Hollywood and the fashion and beauty industries go hand in hand. Traditional beauty operates within a narrow scope, generally suggesting that women are seen as objects, and not heard as creators or innovators. This makes it more difficult to achieve diversity and impacts the quality of work produced (See also: SNL).
Women are especially confined by these standards. Each year, the faces of dozens of young ingénues are splashed across magazines and exist in other spaces as red carpets posers, event hosts and product spokespeople for the season’s latest glamour gimmick.
But then there are those that break their mold. Every so often, a new cultural darling emerges from the tiny boxes set by the industry and secures a place for herself. The media rewards her for her ability to “overcome” or “transcend” the racial/cultural/image-based norms with dedicated feature stories, elaborate photoshoots, and one-on-one interviews to find out exactly how she got to be “her.”
Fashionista is now reporting that legendary Vogue editor in chief Anna Wintour is trying to charm Lena Dunham into doing a cover for the industry-defining Conde Nast glossy.
Dunham, the writer, creator and lead actress for HBO’s cult favorite Girls, is often celebrated for her wry intellect. But Dunham–whose weight and body type are much more typical of the average person than most of what you’ll see on screen—has been the subject of much fodder in the media for unapologetically appearing nude on screen.
Dunham’s show has appeared within the pages of Vogue before. But to have her appear on the cover of the mag, which tends to skew toward waifs, signals a small shift in the balance of female power in Hollywood.
Dunham is much like Tina Fey in that regard: Her financial power as a creative producer forces change in the conception of what it means to be a woman in Hollywood. Fey had two TV deals secured within a week: NBC picked up a comedy she produced while Fox committed to a pilot. Following the success of the 2013 awards ceremony, the Hollywood Foreign Press Association has announced that Tina Fey and her former SNL costar Amy Poehler will return to host the Golden Globes for both 2014 and 2015.
Talk about job security.
Producer/writer/director Issa Rae (whose successful web series “The Mis-Adventures of Awkward Black Girl” was also picked up by HBO), is another example of a woman who dares to be funny on her own terms. Despite Kenan Thompson’s obtuse assessment of black women in comedic roles, they are out there. Creating.
ABC can also credit the non-traditional presence of a woman at the helm to the success of their network. Shonda Rhimes’ Grey’s Anatomy and Private Practice have been flagships on the network, rivaling for NBC’s uber popular E.R.

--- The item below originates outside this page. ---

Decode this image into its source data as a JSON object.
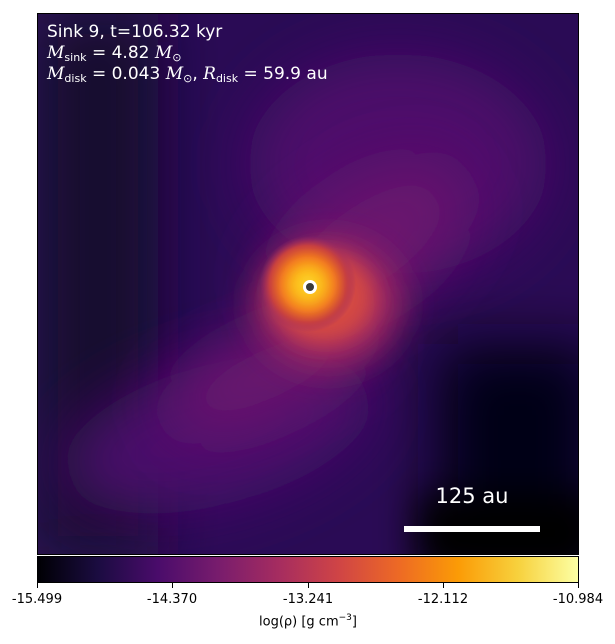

Rhimes’ latest hit, Scandal, has been nothing short of ratings gold for ABC, catapulting its star, Kerry Washington, into the stratosphere as the first black female lead in a network drama in nearly 40 years. Washington, like Dunham, has been the subject of numerous profile stories, including Vanity Fair, Elle, Essence, The Washington Post, and The New York Times.
The cultural tide is shifting with diversity adding a great variety to the stories that are told and the images we see on the covers of magazines as we head to the check-out aisles of the supermarket. The outliers are quickly becoming the cool kids and TV is better for it.